In 2012, Huisgen-Zimmerman became a fellow of the American Mathematical Society.

==Selected publications==
- Zimmermann-Huisgen, Birge: Pure submodules of direct products of free modules. Math. Ann. 224 (1976), no. 3, 233–245.
- Zimmermann-Huisgen, Birge; Zimmermann, Wolfgang: On the sparsity of representations of rings of pure global dimension zero. Trans. Amer. Math. Soc. 320 (1990), no. 2, 695–711.
- Zimmermann-Huisgen, Birge: Homological domino effects and the first finitistic dimension conjecture. Invent. Math. 108 (1992), no. 2, 369–383.
- Eklof, Paul C.; Huisgen-Zimmermann, Birge; Shelah, Saharon: Torsion modules, lattices and p-points.
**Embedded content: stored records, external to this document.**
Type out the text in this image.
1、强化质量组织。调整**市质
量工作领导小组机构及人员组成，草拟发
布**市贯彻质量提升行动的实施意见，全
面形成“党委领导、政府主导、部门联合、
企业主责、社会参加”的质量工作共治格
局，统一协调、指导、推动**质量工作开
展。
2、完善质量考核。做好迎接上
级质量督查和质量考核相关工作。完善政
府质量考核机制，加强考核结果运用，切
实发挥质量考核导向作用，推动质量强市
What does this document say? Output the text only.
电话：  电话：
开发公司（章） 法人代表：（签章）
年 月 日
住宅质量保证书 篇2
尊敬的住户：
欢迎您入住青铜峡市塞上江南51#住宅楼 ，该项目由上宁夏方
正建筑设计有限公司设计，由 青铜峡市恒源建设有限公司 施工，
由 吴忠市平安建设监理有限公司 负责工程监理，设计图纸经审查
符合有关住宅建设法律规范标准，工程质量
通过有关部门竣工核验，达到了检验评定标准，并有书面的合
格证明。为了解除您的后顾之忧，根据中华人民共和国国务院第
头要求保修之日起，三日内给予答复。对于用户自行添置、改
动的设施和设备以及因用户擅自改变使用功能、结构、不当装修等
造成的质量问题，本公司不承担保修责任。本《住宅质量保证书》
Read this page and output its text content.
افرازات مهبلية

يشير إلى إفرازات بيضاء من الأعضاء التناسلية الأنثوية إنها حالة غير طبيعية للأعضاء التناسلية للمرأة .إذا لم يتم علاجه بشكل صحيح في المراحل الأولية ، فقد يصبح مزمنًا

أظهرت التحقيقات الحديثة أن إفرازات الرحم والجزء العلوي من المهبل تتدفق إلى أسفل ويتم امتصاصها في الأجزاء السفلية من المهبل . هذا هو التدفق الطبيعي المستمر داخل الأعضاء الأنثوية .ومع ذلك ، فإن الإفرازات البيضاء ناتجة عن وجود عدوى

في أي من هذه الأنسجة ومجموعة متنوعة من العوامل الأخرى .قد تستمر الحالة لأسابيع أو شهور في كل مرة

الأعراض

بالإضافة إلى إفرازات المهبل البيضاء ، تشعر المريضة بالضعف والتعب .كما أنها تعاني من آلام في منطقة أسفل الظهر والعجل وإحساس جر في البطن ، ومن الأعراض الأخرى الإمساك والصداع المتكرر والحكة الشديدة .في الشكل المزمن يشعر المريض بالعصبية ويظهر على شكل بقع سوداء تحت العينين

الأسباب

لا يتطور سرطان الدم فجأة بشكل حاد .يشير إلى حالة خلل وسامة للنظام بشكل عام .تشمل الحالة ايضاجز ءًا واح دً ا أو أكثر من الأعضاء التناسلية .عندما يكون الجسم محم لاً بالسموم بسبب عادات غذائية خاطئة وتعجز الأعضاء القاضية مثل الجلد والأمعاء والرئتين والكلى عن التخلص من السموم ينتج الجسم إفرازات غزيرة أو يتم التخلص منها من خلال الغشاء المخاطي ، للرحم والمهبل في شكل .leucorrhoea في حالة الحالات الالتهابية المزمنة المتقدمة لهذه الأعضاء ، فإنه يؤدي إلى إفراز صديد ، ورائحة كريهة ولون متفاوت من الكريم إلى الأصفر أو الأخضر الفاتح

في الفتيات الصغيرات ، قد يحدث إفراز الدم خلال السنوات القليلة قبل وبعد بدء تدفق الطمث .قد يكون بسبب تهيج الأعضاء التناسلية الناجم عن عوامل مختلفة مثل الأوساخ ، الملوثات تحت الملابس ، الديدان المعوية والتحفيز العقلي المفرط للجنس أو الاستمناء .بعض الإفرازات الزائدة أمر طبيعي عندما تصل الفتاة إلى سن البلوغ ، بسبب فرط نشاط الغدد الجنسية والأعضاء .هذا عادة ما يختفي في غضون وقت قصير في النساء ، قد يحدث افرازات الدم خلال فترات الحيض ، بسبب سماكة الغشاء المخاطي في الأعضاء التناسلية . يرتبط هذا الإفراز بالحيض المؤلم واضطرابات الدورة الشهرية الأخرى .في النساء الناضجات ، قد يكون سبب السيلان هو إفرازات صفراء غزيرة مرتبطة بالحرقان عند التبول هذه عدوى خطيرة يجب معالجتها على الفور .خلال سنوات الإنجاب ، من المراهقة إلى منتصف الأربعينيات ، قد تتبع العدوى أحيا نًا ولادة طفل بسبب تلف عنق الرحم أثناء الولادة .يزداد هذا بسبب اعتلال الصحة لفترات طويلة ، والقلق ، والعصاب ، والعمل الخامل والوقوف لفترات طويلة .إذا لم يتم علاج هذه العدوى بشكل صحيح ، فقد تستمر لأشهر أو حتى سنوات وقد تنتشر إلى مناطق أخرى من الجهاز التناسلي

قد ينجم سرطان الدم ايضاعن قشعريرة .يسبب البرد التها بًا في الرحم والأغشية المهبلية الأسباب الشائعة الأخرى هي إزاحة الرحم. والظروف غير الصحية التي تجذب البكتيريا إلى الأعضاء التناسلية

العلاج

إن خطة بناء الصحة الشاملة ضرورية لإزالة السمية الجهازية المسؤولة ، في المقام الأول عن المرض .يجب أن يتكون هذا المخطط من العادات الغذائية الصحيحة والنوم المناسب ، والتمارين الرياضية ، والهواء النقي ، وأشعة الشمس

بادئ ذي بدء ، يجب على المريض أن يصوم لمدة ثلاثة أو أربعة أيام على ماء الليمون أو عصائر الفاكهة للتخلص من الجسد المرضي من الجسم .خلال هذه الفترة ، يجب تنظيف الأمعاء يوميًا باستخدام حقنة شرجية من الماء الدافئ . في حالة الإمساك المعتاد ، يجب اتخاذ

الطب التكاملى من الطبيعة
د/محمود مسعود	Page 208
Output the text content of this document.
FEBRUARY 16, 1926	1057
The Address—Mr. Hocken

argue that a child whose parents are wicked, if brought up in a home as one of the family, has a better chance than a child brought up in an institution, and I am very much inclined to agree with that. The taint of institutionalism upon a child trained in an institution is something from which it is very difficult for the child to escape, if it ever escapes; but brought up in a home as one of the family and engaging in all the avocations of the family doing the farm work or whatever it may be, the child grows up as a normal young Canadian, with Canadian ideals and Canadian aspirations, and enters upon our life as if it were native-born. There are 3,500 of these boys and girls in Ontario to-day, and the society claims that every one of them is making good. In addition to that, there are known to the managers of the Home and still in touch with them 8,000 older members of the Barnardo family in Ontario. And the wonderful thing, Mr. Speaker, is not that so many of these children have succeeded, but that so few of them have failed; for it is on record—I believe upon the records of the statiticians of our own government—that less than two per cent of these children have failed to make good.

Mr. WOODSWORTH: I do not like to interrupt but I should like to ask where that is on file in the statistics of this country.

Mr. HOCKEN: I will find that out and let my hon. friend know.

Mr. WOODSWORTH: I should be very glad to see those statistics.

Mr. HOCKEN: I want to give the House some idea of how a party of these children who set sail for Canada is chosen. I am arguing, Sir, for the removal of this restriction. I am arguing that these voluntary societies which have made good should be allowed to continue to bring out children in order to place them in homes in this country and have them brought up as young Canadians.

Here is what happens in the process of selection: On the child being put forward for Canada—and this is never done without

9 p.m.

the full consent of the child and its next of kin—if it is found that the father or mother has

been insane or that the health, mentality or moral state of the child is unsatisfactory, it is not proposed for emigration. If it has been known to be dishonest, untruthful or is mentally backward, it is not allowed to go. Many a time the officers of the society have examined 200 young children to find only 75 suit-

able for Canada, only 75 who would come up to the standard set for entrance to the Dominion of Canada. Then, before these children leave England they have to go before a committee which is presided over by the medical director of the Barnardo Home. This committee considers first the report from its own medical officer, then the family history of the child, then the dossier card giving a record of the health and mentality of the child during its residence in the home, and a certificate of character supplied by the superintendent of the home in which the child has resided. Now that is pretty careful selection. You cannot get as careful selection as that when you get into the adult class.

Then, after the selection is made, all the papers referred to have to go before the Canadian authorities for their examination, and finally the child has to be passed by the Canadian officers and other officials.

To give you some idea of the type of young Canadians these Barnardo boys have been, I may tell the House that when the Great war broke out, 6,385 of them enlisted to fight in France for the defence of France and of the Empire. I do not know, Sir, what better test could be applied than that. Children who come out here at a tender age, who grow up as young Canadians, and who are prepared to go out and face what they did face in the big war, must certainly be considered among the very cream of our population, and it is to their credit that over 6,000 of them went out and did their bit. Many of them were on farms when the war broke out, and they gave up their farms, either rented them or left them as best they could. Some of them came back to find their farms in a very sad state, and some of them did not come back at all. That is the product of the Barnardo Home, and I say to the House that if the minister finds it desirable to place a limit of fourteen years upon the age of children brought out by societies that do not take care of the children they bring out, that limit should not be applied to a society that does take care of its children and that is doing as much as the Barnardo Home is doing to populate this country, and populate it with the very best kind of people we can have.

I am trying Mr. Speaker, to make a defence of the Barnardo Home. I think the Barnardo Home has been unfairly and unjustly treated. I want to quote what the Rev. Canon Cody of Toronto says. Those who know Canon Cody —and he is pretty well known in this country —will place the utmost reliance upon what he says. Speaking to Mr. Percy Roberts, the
Bull. London Math. Soc. 29 (1997), no. 5, 547–555. arXiv preprint (For the definition of p-point see Glossary of general topology#P.)
- Huisgen-Zimmermann, Birge: Purity, algebraic compactness, direct sum decompositions, and representation type. In: Krause, H.; Ringel, C.M. (eds.) Infinite length modules (Bielefeld, 1998), 331–367, Trends Math., Birkhäuser, Basel, 2000.